33) In the Heart of the Sea
The Essex was a US whaling ship that was sunk by its quarry, leaving its starving survivors adrift in the ocean. Now up sails director Ron Howard, adapting the bestseller by Nathaniel Philbrick, to dredge this tragic nugget of history up from the depths. We’re seeing this one as Moby Dick meets Alive. 13 March.
34) Top Five
Chris Rock writes, directs and stars in this romcom about a washed-up comedy action star (Rock) engaged to a ghastly reality-TV star and making a bid for serious artistry with a 12 Years a Slave-style flick about the Haitian revolution. Rosario Dawson’s New York Times reporter tags along with him for the day, with predictable – but uproariously funny and irreverent – results. 20 March.
35) Wild Tales
“I see violence all over the place,” says one character in this extraordinary portmanteau movie from Argentina. This is a collection of wild tales: angry, crazy, untamed. A fashion model on a plane makes a bizarre discovery about her passengers and there is calamity. A waitress recognising a nasty customer leads to bloody mayhem.
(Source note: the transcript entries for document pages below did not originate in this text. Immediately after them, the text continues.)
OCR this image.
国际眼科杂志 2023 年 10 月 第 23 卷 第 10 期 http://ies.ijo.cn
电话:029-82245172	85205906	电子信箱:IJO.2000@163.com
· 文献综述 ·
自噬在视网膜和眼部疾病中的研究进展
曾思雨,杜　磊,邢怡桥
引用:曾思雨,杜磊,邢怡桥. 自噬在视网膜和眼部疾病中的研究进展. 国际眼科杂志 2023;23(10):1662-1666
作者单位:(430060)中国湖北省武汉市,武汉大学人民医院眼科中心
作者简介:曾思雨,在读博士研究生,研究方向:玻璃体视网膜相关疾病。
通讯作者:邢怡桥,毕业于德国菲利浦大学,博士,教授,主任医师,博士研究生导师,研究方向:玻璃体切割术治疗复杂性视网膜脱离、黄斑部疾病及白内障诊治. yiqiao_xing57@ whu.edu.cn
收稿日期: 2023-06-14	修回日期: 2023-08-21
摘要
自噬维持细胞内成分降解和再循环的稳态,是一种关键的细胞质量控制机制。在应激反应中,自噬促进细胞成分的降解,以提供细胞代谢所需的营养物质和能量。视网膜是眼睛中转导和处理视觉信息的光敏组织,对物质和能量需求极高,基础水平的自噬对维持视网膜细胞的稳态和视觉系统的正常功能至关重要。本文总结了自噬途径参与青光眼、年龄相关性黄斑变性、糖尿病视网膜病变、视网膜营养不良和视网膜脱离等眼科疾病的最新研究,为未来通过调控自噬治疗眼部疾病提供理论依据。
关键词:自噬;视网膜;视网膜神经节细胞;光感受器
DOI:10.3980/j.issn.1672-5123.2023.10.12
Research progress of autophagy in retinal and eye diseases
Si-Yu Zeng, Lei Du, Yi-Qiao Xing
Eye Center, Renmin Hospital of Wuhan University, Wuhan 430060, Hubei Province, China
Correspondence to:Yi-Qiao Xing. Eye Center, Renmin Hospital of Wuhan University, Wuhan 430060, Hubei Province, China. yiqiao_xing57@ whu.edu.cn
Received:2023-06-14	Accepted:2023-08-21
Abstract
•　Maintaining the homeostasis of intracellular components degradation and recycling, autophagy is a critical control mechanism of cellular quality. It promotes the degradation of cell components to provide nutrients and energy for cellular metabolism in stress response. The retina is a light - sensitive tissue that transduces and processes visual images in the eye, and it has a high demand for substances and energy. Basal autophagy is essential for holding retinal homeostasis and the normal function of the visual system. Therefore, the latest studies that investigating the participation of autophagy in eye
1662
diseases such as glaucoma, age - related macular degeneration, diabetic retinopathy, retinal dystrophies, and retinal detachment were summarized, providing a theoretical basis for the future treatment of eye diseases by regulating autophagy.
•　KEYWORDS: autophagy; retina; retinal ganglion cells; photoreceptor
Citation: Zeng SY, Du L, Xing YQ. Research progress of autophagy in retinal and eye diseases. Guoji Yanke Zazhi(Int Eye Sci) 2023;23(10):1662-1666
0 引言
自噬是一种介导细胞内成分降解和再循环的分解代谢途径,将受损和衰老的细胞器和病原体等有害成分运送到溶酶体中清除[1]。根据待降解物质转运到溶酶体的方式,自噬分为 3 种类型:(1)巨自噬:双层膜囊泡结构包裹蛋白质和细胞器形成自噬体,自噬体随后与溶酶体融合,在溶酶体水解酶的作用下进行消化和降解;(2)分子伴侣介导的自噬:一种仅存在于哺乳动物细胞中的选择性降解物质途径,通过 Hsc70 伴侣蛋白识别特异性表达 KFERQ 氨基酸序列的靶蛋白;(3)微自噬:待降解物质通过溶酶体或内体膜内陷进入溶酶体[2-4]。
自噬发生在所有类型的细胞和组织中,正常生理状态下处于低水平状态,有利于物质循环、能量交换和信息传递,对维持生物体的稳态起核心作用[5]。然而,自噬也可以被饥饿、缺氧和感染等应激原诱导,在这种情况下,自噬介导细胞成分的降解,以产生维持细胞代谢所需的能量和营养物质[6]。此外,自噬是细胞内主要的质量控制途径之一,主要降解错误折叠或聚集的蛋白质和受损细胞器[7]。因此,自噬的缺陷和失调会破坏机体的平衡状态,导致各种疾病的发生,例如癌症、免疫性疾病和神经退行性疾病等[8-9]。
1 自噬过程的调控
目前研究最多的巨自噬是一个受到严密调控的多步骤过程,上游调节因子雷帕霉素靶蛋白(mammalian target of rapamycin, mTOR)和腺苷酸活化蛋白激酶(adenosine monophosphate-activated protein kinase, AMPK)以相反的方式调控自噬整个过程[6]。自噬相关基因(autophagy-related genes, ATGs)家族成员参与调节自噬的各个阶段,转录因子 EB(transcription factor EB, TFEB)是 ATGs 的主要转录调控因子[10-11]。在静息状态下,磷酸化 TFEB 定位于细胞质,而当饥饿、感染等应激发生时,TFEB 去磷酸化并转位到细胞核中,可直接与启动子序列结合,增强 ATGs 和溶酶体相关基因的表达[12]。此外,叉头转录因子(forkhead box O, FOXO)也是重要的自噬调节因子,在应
A road-rage incident culminates in bizarre farce. And lots more. 27 March.
36) Furious 7
Make vrrrrroom for chunky Vin Diesel and beefy Dwayne Johnson as they squeeze into sports cars to put the Fast and Furious franchise’s pedal to the metal once more. They’ve gained a baddie (Jason Statham playing the terrifying-sounding “Ian Shaw”), but must lose a friend. Co-star Paul Walker died in a high-speed car crash while Furious 7 was being filmed. 3 April.